Creemos que el Espíritu Santo es una Persona divina, igual con el Padre y el Hijo, y de la misma esencia y naturaleza, el cual convence al mundo de pecado, de justicia y de juicio. El testimonia a la verdad y es el Agente divino del nuevo nacimiento. El sella, guía, enseña, dota, santifica, ayuda y da testimonio al creyente, morando en cada hijo verdadero de Dios.
Creemos que el ser humano fue creado por Dios a su imagen y en un estado de santidad, sujeto a la ley de su Creador; pero que por la transgresión voluntaria, cuando fue tentado por Satanás, cayó de aquel estado santo y feliz, incurriendo en la muerte física y espiritual.
Creemos que por la transgresión de Adán el pecado se apoderó de toda la raza humana y que, como resultado, todos los hombres son pecadores tanto por naturaleza como por voluntad, hallándose por naturaleza enteramente desprovistos de la santidad que la ley de Dios requiere.
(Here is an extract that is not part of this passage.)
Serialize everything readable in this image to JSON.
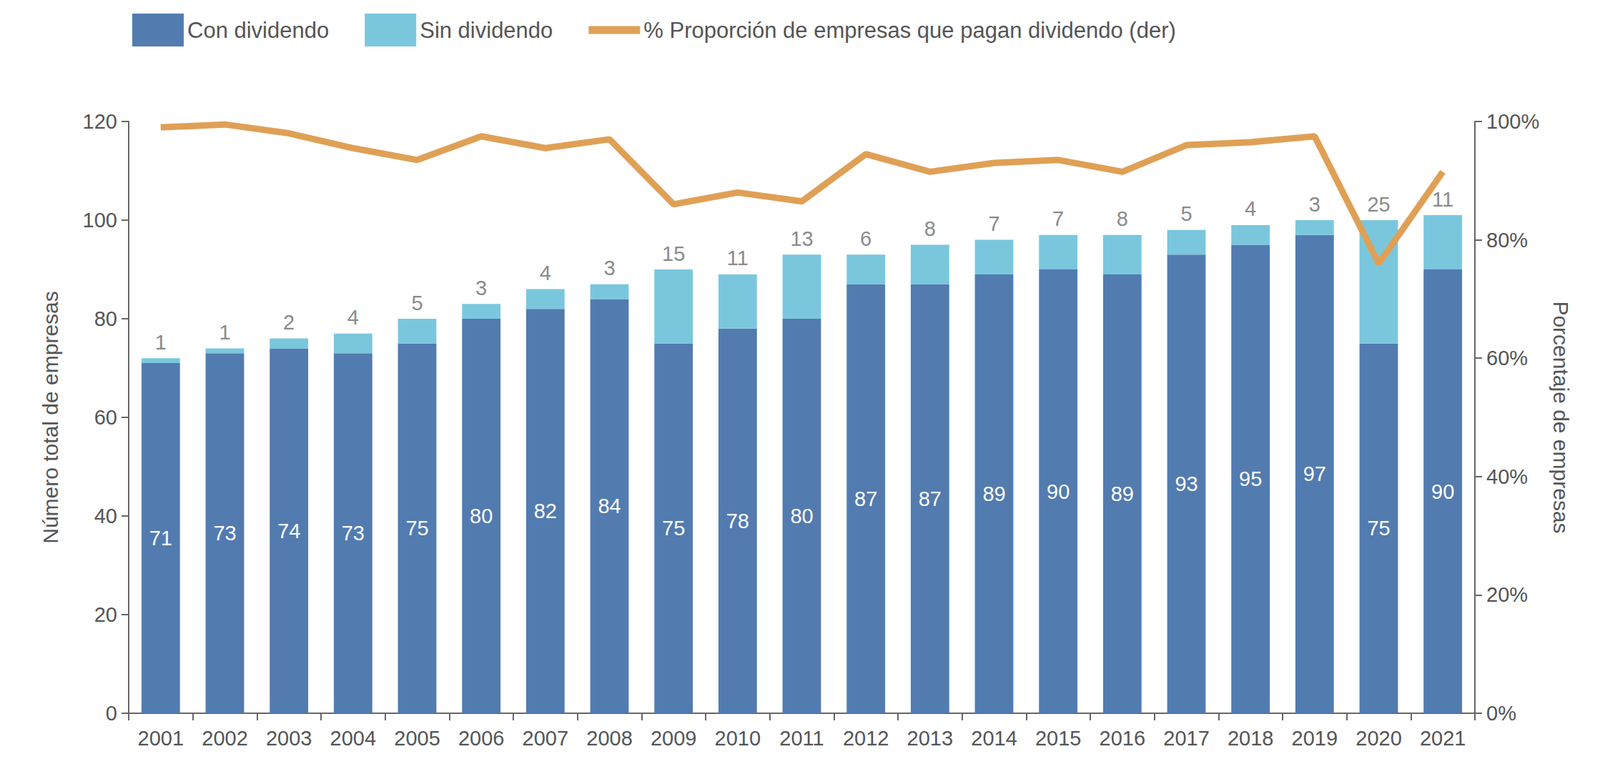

Son positivamente inclinados a lo malo, y por eso están bajo la justa condenación, sin defensa y sin excusa.
Creemos que la salvación es el don de Dios, dado sólo en el Señor Jesucristo, Quien murió por nuestros pecados como nuestro Substituto y Mediador.
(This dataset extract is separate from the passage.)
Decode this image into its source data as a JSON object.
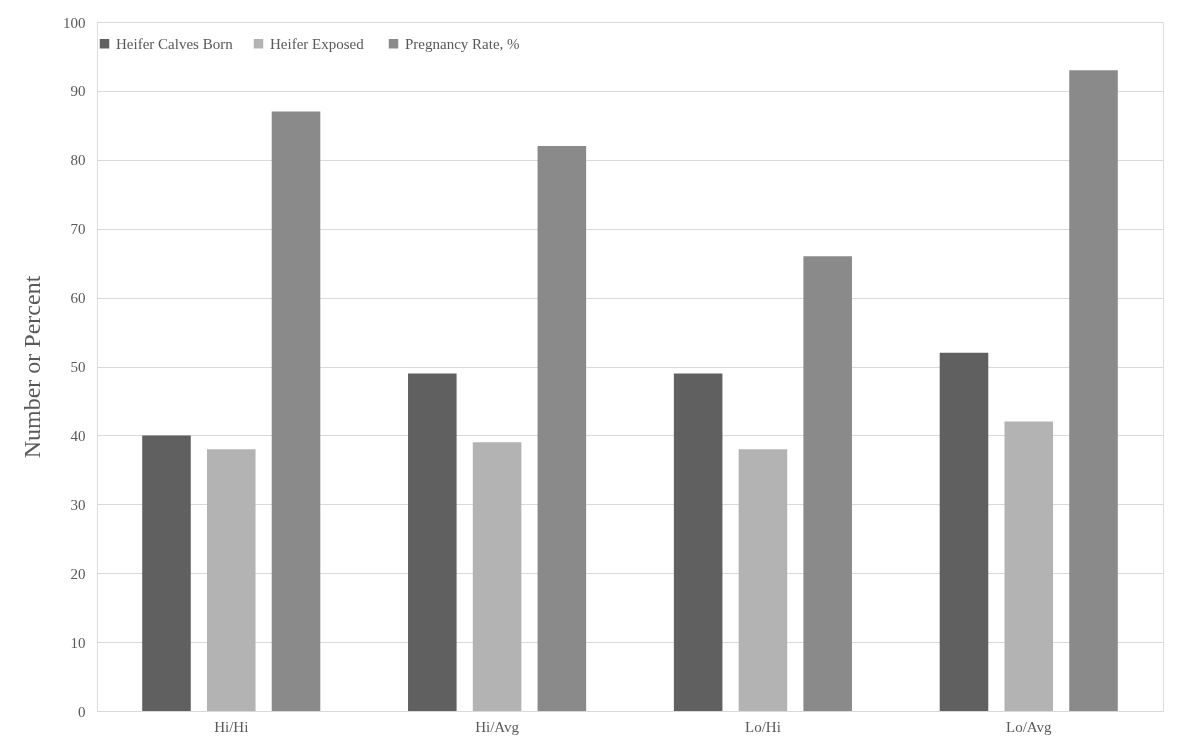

Creemos que la salvación encierra:
La justificación por la cual somos declarados por Dios justos, perdonados y poseedores de la vida eterna sobre la base de la perfecta justicia de Cristo que nos es acreditada,
La regeneración por la cual nos es dada una nueva voluntad por el Espíritu de Dios con el fin de que andemos en la libertad gloriosa de obediencia espontánea a la Palabra de Dios y en la comunión íntima con Dios,
La santificación por la cual se muestra en una vida de obediencia y de buenas obras, producidas por Dios en el creyente, y
La glorificación por la cual nos son aseguradas toda bendición y perfección prometidas en el Evangelio a los herederos del reino eterno y perfecto de Dios.
Creemos en la seguridad eterna del creyente; que solamente aquellos que son creyentes genuinos perseverarán hasta el fin y que su perseverancia en Cristo es señal que los distingue de profesiones falsas de fe; que los creyentes son guardados en fe por el poder de Dios.
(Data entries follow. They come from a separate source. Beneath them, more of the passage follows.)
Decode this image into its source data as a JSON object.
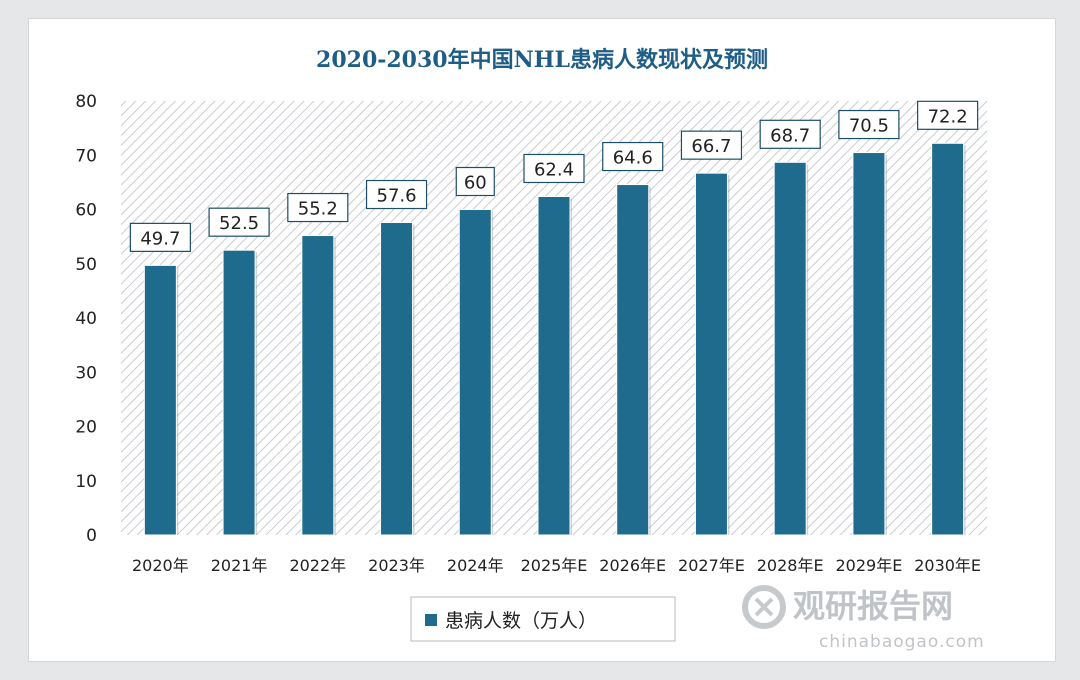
{
  "chart_data": {
    "type": "bar",
    "title": "2020-2030年中国NHL患病人数现状及预测",
    "categories": [
      "2020年",
      "2021年",
      "2022年",
      "2023年",
      "2024年",
      "2025年E",
      "2026年E",
      "2027年E",
      "2028年E",
      "2029年E",
      "2030年E"
    ],
    "series": [
      {
        "name": "患病人数（万人）",
        "values": [
          49.7,
          52.5,
          55.2,
          57.6,
          60,
          62.4,
          64.6,
          66.7,
          68.7,
          70.5,
          72.2
        ],
        "labels": [
          "49.7",
          "52.5",
          "55.2",
          "57.6",
          "60",
          "62.4",
          "64.6",
          "66.7",
          "68.7",
          "70.5",
          "72.2"
        ]
      }
    ],
    "yticks": [
      "0",
      "10",
      "20",
      "30",
      "40",
      "50",
      "60",
      "70",
      "80"
    ],
    "ylim": [
      0,
      80
    ],
    "grid": false,
    "legend_position": "bottom",
    "colors": {
      "bar": "#1f6b8e",
      "title": "#1d5d86",
      "hatch": "#c9ccd1"
    }
  },
  "watermark": {
    "logo_text": "观研报告网",
    "url_text": "chinabaogao.com"
  }
}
Creemos que Jesucristo ama a la iglesia la cual es un cuerpo vivo que está formado por personas que han nacido espiritualmente de Dios. Creemos que a la iglesia está entregada la responsabilidad de predicar el Evangelio a todos, hacer discípulos de creyentes, y obrar para el mejoramiento humano y adelantos sociales, como "la sal de la tierra y la luz del mundo".
Creemos que la obra del ministerio en la Iglesia es la responsabilidad de todos los creyentes, mediante el ejercicio de los dones del Espíritu. Los dones son dados según la voluntad del Espíritu y tienen por su propósito principal la edificación de la familia de Dios.
Creemos que la Palabra de Dios manda a cada creyente a ser bautizado por inmersión en agua. El bautismo no tiene mérito salvador, sino declara mediante un simbolismo bello y solemne la fe del creyente en Cristo y su unión con Cristo que han resultado en una vida muerta al pecado y resucitada para la obediencia de la voluntad divina.
Creemos que la Cena del Señor es una provisión de pan y la copa que son los símbolos del cuerpo y la sangre de Cristo; que es observada por aquellos que han sido redimidos a causa de su fe en Cristo; que tiene por propósito ambos la conmemoración de los sufrimientos y la muerte propiciatoria de Jesucristo, por la cual hemos sido unidos en una familia de fe, y la anticipación de la segunda venida de Jesucristo, cuando estaremos todos con Él en Su Reino de gloria.
Creemos en el retorno personal y visible de Jesucristo a este mundo como Rey para poner fin al caos y la rebelión espiritual cuando establezca su reino eterno.